Third Mainland Bridge is the longest of three bridges connecting Lagos Island to the mainland, the other are the Eko and Carter bridges. It was the longest bridge in Africa until 1996 when the 6th October Bridge located in Cairo was completed. The bridge starts from Oworonshoki which is linked to the Apapa-Oshodi expressway and Lagos-Ibadan expressway, and ends at the Adeniji Adele Interchange on Lagos Island. There is also a link midway through the bridge that leads to Herbert Macaulay Way, Yaba. The bridge was built by Julius Berger Nigeria PLC and opened by President Ibrahim Babangida in 1990; it measures about 11.8 km in length.

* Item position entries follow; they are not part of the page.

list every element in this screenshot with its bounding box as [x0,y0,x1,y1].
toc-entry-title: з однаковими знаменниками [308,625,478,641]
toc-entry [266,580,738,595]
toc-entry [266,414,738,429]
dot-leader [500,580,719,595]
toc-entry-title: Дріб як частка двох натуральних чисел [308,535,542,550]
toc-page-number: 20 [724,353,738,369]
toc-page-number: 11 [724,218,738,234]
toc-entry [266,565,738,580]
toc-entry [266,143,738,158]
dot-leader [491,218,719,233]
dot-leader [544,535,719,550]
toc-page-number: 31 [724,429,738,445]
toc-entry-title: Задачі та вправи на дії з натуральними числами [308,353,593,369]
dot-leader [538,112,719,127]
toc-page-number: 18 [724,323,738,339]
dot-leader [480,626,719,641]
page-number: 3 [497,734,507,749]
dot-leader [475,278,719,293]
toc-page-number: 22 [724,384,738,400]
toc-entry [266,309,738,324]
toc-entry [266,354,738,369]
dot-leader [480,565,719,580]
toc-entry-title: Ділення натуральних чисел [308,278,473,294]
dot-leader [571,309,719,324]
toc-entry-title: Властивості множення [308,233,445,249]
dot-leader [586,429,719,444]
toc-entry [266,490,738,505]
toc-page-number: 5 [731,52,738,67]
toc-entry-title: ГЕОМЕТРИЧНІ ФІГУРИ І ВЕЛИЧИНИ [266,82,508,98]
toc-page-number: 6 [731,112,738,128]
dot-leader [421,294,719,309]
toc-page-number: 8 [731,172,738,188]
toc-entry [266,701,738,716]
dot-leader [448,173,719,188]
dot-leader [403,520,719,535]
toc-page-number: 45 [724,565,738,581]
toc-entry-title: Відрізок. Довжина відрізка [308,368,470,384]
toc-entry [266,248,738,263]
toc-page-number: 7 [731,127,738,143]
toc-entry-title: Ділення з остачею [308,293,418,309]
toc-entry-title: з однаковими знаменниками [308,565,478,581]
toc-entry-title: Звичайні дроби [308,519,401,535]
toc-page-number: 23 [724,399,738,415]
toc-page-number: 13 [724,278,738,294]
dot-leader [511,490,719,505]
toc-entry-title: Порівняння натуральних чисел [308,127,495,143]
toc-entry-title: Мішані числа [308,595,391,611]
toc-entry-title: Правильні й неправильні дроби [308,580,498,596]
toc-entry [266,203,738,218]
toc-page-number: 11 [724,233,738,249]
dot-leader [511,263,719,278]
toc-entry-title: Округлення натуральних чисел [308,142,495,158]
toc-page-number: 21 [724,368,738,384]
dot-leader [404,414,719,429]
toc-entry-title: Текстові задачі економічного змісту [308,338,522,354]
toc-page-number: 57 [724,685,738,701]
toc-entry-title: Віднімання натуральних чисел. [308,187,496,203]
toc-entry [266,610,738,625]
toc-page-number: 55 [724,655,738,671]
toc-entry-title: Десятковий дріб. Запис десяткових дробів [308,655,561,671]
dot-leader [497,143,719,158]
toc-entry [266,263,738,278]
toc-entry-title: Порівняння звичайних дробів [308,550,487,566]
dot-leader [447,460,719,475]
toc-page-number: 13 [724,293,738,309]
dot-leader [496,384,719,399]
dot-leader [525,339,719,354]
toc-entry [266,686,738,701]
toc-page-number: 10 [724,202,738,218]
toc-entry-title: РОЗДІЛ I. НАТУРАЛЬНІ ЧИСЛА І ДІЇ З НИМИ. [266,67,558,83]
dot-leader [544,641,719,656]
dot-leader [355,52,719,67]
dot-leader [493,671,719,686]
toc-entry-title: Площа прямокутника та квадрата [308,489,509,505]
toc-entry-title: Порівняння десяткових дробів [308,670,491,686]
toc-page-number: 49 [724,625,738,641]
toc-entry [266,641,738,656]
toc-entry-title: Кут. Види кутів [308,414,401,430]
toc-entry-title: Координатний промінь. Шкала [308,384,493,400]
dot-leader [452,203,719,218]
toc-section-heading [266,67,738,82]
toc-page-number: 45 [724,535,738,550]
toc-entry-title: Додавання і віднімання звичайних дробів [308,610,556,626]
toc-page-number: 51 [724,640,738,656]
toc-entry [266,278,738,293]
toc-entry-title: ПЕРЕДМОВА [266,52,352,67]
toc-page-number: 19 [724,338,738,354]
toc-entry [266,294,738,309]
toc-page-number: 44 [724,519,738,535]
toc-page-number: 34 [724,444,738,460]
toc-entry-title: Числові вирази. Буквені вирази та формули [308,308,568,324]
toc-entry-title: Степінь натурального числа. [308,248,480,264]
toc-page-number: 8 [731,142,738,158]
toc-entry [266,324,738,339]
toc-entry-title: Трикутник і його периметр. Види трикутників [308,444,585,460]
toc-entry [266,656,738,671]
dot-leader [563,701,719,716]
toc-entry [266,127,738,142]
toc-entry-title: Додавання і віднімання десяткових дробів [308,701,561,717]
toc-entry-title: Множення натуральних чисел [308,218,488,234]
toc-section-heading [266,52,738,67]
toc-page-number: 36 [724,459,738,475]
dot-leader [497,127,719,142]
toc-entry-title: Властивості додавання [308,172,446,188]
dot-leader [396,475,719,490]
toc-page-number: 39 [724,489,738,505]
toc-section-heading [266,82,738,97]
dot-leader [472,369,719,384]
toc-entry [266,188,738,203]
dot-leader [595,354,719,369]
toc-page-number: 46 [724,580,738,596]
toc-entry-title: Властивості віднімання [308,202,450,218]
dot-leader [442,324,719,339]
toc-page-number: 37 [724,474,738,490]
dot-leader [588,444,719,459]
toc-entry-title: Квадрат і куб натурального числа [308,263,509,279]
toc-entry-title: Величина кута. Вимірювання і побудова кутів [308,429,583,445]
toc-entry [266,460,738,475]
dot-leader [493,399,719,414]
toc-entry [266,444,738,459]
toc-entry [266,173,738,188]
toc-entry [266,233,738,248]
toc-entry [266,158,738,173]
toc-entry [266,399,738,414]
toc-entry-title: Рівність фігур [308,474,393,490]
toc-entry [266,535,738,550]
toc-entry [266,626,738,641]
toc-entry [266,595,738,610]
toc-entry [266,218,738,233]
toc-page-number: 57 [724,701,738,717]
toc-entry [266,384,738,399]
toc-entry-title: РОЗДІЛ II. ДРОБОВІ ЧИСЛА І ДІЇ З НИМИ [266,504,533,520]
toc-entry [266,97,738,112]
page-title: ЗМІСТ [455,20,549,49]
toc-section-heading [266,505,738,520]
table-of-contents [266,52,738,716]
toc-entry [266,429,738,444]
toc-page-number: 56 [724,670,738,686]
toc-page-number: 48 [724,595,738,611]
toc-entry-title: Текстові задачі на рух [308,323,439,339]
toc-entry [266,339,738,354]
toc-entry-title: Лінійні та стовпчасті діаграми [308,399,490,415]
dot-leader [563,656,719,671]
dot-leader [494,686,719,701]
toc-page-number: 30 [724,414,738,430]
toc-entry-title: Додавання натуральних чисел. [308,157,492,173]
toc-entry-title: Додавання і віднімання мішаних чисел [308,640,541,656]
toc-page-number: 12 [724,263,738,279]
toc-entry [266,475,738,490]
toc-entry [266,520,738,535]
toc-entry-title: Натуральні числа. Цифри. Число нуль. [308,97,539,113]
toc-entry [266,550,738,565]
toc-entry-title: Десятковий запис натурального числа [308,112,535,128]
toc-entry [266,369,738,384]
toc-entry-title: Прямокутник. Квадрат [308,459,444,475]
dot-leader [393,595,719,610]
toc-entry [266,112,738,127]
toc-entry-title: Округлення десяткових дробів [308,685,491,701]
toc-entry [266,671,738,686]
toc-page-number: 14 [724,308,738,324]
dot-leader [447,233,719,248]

There were rumours of cracks on the bridge. This, however, was denied by authorities. The eight-lane bridge experienced a new look during the last repairing exercise, painting the bridge guide with the colour of Nigeria green, white, green, and also general painting was carried out for a new look. The repair works on the bridge has been completed and was opened on 30 October 2012.
The Third Mainland Bridge has very high vehicular traffic on weekdays, as many residents commute to and from the Lagos Mainland to the Island which is the commercial hub of Lagos State. Residents in Ikeja, Agboyi-Ketu, Ikorodu, Isheri, Oworonshoki, Gbagada, Yaba, Maryland and Oshodi. The Third Mainland Bridge is an essential part of Lagos' daily commuting, and as such requires it to be constantly renovated. It has also come to be a major Lagos icon, offering different views of Lagos - the Lagos Lagoon, the University of Lagos Waterfront and Makoko, a shanty town built on the Lagos Lagoon.
According to a traffic report on The Bridge in 2002, the number of vehicles in both directions recorded in 12 hours was 180,902 vehicles.